In questa condizioni Mandela reagisce silenziosamente dedicandosi ogni giorno a ciò che faceva in libertà. Correrà infatti per un’ora al giorno sul posto!

Negli anni successivi, gli viene concesso il “lusso” di una cella condivisa. Ma non smette di correre, noncurante del fastidio che potrebbe provocare agli altri carcerati. Per Mandela la corsa e la camminata erano stratagemmi mentali di evasione.

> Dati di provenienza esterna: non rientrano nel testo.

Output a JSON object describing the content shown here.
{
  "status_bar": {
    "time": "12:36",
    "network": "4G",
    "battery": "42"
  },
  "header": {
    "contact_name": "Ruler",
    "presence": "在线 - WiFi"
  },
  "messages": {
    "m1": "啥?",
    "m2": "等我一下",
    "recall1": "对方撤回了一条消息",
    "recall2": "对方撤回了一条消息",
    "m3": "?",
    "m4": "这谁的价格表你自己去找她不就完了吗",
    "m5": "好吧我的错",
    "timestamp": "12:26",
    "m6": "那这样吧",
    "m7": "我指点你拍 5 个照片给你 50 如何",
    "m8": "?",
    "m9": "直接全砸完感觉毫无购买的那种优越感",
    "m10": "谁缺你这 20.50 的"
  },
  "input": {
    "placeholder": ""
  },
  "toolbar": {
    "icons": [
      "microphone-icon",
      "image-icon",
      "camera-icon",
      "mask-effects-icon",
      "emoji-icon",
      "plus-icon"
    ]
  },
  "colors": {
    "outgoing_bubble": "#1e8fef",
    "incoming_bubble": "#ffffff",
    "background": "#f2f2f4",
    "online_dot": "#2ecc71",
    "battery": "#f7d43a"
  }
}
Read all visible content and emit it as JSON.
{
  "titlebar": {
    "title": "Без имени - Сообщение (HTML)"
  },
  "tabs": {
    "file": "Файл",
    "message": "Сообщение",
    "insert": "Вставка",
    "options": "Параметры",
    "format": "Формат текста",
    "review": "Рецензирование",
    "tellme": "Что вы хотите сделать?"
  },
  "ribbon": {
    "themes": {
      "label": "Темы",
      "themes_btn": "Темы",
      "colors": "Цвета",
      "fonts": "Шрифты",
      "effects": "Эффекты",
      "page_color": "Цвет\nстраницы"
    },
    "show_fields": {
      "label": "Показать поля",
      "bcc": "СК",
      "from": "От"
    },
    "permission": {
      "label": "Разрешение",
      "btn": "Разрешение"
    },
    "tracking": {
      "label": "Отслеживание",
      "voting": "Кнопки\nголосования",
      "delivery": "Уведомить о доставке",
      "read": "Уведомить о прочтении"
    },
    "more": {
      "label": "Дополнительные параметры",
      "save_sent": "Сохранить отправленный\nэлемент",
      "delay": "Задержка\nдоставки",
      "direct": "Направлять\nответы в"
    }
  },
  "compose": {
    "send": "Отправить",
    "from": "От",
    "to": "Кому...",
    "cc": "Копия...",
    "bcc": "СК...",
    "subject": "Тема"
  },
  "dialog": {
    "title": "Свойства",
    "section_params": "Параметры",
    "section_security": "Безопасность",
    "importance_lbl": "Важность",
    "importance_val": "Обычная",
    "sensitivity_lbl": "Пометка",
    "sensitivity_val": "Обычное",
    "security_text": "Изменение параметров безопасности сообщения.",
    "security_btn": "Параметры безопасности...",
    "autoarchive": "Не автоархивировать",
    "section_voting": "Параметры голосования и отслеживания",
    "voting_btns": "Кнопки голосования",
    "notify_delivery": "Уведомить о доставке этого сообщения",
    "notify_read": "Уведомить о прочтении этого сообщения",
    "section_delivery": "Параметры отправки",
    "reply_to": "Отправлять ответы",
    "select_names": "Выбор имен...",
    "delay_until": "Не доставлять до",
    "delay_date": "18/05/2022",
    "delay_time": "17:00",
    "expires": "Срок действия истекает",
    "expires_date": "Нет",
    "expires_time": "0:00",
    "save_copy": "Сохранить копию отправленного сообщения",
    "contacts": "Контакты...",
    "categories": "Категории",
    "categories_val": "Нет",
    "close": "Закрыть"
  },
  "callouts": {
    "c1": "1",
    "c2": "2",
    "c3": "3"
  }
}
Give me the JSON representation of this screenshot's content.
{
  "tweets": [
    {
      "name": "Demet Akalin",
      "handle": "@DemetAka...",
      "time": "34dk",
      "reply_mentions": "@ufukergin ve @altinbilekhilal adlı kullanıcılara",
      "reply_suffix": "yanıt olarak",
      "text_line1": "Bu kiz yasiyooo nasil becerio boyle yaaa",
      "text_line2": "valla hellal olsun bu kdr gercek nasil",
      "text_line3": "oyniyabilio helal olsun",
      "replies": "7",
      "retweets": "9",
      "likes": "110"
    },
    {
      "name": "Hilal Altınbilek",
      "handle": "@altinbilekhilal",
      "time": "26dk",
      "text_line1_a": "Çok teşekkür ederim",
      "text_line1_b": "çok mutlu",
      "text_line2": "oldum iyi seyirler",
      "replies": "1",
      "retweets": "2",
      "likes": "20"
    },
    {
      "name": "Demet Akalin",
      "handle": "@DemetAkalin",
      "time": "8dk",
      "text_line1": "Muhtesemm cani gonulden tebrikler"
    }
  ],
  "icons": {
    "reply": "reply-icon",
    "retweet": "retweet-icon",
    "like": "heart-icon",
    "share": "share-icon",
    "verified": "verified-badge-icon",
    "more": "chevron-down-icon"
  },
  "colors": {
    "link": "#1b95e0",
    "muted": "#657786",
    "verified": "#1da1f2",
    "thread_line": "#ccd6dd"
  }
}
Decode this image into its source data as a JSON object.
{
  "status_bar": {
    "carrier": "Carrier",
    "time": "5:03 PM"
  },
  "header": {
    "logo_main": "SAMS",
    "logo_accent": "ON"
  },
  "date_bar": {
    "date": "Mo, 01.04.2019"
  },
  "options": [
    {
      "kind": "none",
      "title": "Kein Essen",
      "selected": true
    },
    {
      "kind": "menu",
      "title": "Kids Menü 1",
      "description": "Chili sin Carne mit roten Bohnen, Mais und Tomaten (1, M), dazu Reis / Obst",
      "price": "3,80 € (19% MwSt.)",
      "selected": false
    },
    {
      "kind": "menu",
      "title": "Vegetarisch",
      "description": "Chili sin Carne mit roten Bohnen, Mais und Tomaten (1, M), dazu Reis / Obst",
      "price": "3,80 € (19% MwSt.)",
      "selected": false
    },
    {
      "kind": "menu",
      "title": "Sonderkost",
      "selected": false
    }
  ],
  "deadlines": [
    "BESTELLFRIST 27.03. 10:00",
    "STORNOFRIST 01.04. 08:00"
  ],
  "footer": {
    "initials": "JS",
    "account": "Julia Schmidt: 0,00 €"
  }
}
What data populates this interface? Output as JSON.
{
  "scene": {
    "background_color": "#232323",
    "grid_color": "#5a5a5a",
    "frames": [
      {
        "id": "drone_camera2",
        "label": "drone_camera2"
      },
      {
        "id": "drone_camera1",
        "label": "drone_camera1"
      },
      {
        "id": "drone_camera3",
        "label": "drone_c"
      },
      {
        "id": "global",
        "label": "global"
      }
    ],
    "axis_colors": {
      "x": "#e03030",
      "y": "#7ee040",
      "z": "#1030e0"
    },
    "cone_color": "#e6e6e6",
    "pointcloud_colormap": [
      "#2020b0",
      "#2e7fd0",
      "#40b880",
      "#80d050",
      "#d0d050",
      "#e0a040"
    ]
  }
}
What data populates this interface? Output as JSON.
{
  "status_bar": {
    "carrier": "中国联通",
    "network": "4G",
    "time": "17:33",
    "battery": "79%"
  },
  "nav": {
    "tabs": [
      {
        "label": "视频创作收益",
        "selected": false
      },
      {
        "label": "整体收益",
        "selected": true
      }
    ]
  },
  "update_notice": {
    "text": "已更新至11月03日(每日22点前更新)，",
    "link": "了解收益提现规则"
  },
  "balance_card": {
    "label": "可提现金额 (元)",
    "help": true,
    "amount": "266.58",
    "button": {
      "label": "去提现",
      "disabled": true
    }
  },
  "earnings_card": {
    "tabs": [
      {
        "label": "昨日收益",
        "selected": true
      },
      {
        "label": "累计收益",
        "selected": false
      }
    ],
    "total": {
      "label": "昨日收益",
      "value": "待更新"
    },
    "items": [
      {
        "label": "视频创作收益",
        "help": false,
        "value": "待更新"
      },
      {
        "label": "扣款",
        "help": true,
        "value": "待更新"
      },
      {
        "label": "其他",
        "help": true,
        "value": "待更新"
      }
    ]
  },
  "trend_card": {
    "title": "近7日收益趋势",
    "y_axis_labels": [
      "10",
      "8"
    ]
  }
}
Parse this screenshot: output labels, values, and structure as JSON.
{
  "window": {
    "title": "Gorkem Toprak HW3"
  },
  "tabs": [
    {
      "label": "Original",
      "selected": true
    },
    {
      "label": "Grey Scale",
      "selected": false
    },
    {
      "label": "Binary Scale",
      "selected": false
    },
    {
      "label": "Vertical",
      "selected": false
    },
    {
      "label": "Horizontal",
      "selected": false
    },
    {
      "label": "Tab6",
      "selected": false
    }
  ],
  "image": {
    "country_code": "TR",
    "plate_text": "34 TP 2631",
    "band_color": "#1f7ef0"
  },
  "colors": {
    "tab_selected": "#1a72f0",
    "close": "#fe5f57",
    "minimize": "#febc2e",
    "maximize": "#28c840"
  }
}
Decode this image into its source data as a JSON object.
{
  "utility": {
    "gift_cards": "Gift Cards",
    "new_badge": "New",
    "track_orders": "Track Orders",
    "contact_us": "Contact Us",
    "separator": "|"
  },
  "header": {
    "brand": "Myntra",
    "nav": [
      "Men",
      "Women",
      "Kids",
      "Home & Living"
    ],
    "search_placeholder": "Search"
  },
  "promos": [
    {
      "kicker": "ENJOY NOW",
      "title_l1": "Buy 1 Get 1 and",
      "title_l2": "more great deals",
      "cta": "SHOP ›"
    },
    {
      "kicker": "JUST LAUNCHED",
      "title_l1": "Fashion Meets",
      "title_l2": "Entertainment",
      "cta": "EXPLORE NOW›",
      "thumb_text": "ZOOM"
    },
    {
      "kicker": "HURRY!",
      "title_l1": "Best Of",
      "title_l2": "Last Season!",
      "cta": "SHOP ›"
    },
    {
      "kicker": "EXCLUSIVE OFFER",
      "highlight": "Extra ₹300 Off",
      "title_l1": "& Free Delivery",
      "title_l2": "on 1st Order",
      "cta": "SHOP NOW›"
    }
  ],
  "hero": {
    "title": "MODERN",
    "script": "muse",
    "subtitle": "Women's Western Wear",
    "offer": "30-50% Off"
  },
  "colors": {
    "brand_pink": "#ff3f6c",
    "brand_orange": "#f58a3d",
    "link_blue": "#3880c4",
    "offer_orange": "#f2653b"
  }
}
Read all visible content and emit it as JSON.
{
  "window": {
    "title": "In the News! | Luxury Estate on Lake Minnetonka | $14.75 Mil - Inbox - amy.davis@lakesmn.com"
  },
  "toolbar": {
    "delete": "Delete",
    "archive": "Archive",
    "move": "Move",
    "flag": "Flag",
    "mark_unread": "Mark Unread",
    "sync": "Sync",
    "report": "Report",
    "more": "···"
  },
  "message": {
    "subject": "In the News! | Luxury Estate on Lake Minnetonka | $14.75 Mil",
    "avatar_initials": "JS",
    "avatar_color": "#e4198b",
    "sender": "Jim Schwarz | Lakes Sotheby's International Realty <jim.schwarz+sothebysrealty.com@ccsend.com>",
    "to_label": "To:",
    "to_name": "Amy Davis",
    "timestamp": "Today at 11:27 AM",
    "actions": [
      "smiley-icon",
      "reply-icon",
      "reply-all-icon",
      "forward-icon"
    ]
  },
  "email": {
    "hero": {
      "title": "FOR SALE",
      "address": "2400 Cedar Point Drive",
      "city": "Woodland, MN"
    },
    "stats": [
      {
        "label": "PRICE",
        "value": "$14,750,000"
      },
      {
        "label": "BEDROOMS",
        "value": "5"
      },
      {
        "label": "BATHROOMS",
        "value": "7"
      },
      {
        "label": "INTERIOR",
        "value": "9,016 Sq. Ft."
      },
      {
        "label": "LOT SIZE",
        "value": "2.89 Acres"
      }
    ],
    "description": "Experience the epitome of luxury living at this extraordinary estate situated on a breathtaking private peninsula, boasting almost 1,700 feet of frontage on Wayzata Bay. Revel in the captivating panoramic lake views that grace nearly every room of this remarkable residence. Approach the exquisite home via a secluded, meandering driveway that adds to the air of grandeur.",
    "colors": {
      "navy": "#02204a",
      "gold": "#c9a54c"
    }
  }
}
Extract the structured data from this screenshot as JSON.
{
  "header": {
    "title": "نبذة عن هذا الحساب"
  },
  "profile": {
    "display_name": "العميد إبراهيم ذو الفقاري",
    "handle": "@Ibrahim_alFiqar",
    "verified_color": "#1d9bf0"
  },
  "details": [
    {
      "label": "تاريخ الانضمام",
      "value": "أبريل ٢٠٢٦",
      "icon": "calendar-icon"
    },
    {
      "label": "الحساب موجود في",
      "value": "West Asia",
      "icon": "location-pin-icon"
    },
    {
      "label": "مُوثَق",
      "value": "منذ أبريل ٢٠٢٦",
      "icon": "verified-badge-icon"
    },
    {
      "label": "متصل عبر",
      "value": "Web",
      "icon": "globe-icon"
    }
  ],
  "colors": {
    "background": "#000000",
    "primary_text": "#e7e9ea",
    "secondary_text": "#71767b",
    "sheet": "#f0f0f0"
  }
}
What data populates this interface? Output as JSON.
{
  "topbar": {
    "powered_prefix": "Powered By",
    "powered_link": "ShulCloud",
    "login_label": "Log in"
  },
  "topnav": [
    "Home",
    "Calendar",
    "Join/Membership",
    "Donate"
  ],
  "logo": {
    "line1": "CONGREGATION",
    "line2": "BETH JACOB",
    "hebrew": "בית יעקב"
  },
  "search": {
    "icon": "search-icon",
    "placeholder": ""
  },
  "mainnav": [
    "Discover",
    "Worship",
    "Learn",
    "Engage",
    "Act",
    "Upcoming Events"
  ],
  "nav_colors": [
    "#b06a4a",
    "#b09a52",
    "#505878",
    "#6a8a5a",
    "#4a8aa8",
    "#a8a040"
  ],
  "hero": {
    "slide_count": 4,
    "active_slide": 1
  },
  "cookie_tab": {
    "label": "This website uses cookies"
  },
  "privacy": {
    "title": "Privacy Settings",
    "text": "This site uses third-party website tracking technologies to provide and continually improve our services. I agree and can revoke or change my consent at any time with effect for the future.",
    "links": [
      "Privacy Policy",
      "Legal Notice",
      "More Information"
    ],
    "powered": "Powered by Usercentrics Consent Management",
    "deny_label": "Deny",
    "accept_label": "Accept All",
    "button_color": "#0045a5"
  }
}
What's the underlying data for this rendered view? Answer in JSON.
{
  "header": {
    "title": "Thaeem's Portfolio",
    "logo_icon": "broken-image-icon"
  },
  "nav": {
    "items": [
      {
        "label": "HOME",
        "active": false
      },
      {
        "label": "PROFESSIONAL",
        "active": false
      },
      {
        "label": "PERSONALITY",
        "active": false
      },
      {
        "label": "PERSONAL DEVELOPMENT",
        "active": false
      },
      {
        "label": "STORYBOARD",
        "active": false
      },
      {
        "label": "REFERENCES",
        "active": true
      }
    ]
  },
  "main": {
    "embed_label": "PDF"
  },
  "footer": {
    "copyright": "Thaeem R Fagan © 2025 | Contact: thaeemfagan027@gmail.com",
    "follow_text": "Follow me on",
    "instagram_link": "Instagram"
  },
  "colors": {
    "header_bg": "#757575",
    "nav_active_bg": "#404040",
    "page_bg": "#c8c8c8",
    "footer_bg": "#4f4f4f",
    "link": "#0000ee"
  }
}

La corsa sul posto era la meditazione dell’uomo che sarebbe stato etichettato come Invictus.

Il rugby come motivo di unificazione nazionale

Nelson Mandela springbok rugby sudafricaRaggiunto il potere , in quel Sudafrica da unificare, Mandela deve unificare la mentalità della gente.

Trova la risposta ancora una volta nello sport. Questa volta nel rugby, sport per soli bianchi. Mandela inculca nella mentalità della popolazione nera l’idea di abbracciare questo sport “dei bianchi” per tendergli una mano virtuale, come gesto di avvicinamento.

L’unione del Sudafrica passerà quindi attraverso i successi della nazionale degli Springbok (dal nome dell’omonima antilope che vive in Africa meridionale).

Momento chiave sarà la vittoria dei sudafricani contro gli imbattuti All Blacks neozelandesi.

Mandela ci insegna quindi che lo sport, vince la solitudine, vince la prigiona, vince le differenze. Lo sport è fonte di motivazione interiore nei momenti di buio.